Comment by thecleaner
1 day ago
Sure but single node performance. This makes it not very useful IMO since quite a few data science folks work with Hadoop clusters or Snowflake clusters or DataBricks where data is distributed and querying is handled by Spark executors.
The comparison is to pandas, so single node performance is understood in the scope. This is for people running small tasks that may only take a couple days on a single node with a 32 core CPU or something, not tasks that take 3 months using thousands of cores. My understanding for the latter is that pyspark is a decent option, while ballista is the better option for which to look forward. Perhaps using bastion-rs as a backend can be useful for an upcoming system as well. Databricks et al are cloud trash IMO, as is anything that isn't meant to be run on a local single node system and a local HPC cluster with zero code change and a single line of config change.

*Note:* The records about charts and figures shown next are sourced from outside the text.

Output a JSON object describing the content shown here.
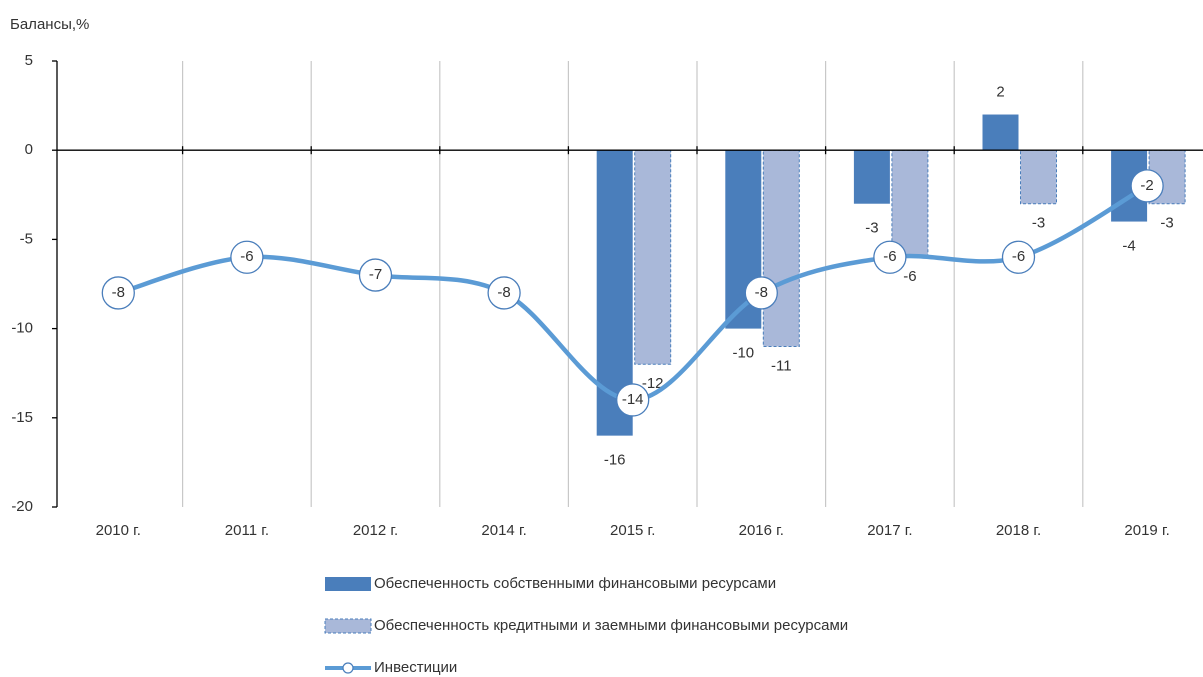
{
  "chart_data": {
    "type": "bar",
    "ylabel": "Балансы,%",
    "categories": [
      "2010 г.",
      "2011 г.",
      "2012 г.",
      "2014 г.",
      "2015 г.",
      "2016 г.",
      "2017 г.",
      "2018 г.",
      "2019 г."
    ],
    "series": [
      {
        "name": "Обеспеченность собственными финансовыми ресурсами",
        "type": "bar",
        "color": "#4a7ebb",
        "values": [
          null,
          null,
          null,
          null,
          -16,
          -10,
          -3,
          2,
          -4
        ]
      },
      {
        "name": "Обеспеченность кредитными и заемными финансовыми ресурсами",
        "type": "bar",
        "color": "#a9b8d9",
        "edgecolor": "#4a7ebb",
        "values": [
          null,
          null,
          null,
          null,
          -12,
          -11,
          -6,
          -3,
          -3
        ]
      },
      {
        "name": "Инвестиции",
        "type": "line",
        "color": "#5b9bd5",
        "values": [
          -8,
          -6,
          -7,
          -8,
          -14,
          -8,
          -6,
          -6,
          -2
        ]
      }
    ],
    "ylim": [
      -20,
      5
    ],
    "yticks": [
      -20,
      -15,
      -10,
      -5,
      0,
      5
    ],
    "grid": true
  }
}
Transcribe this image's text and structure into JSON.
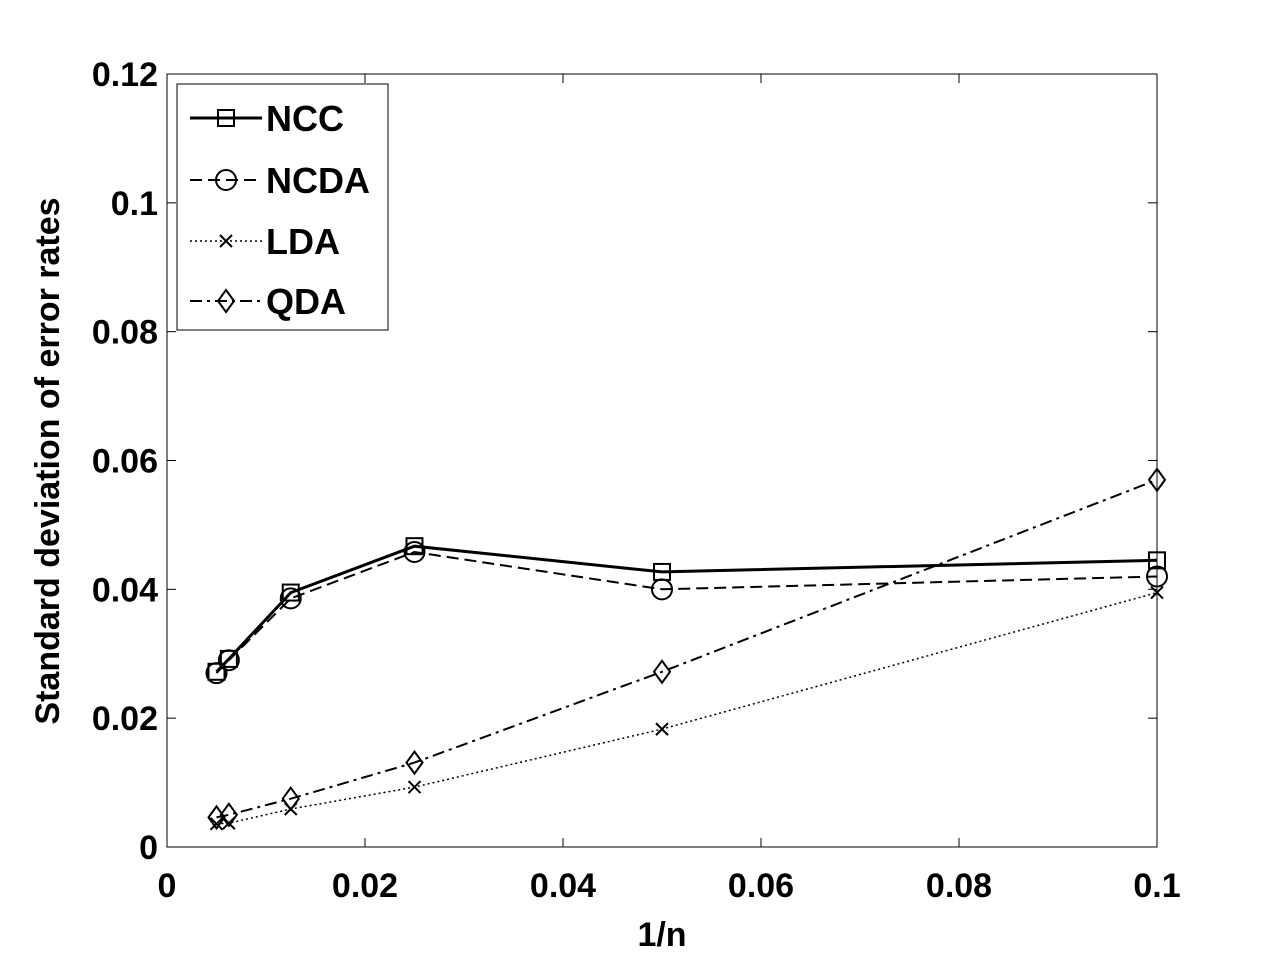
{
  "chart_data": {
    "type": "line",
    "title": "",
    "xlabel": "1/n",
    "ylabel": "Standard deviation of  error rates",
    "xlim": [
      0,
      0.1
    ],
    "ylim": [
      0,
      0.12
    ],
    "xticks": [
      0,
      0.02,
      0.04,
      0.06,
      0.08,
      0.1
    ],
    "xtick_labels": [
      "0",
      "0.02",
      "0.04",
      "0.06",
      "0.08",
      "0.1"
    ],
    "yticks": [
      0,
      0.02,
      0.04,
      0.06,
      0.08,
      0.1,
      0.12
    ],
    "ytick_labels": [
      "0",
      "0.02",
      "0.04",
      "0.06",
      "0.08",
      "0.1",
      "0.12"
    ],
    "grid": false,
    "legend_position": "top-left",
    "x": [
      0.005,
      0.00625,
      0.0125,
      0.025,
      0.05,
      0.1
    ],
    "series": [
      {
        "name": "NCC",
        "values": [
          0.0272,
          0.0292,
          0.0395,
          0.0467,
          0.0427,
          0.0445
        ],
        "marker": "square",
        "dash": "solid"
      },
      {
        "name": "NCDA",
        "values": [
          0.027,
          0.029,
          0.0386,
          0.0458,
          0.04,
          0.042
        ],
        "marker": "circle",
        "dash": "dashed"
      },
      {
        "name": "LDA",
        "values": [
          0.0036,
          0.0037,
          0.0059,
          0.0093,
          0.0183,
          0.0395
        ],
        "marker": "x",
        "dash": "dotted"
      },
      {
        "name": "QDA",
        "values": [
          0.0046,
          0.005,
          0.0075,
          0.0131,
          0.0272,
          0.057
        ],
        "marker": "diamond",
        "dash": "dashdot"
      }
    ]
  }
}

While for most of my jobs I ended up being able to evade the use of HPC by simply being smarter and discovering better algorithms to process information, I recall like pyspark decently, but preferring the simplicity of ballista over pyspark due to the simpler installation of Rust over managing Java and JVM junk. The constant problems caused by anything using JVM backend and the environment config with it was terrible to add to a new system every time I ran a new program.
In this regard, ballista is a enormous improvement. Anything that is a one-line install via pip on any new system, runs local-first without any cloud or telemetry, and requires no change in code to run on a laptop vs HPC is the only option worth even beginning to look into and use.
Hadoop hasn't been relevant for a long time, which is telling.
Unless I had thousands of files to work with, I would be loathe to use cluster computing. There's so much overhead, cost, waiting for nodes to spin up, and cloud architecture nonsense.
My "single node" computer is a refurbished tower server with 256GB RAM and 50 threads.
Most of these distributed computing solutions arose before data processing tools started taking multi-threading seriously.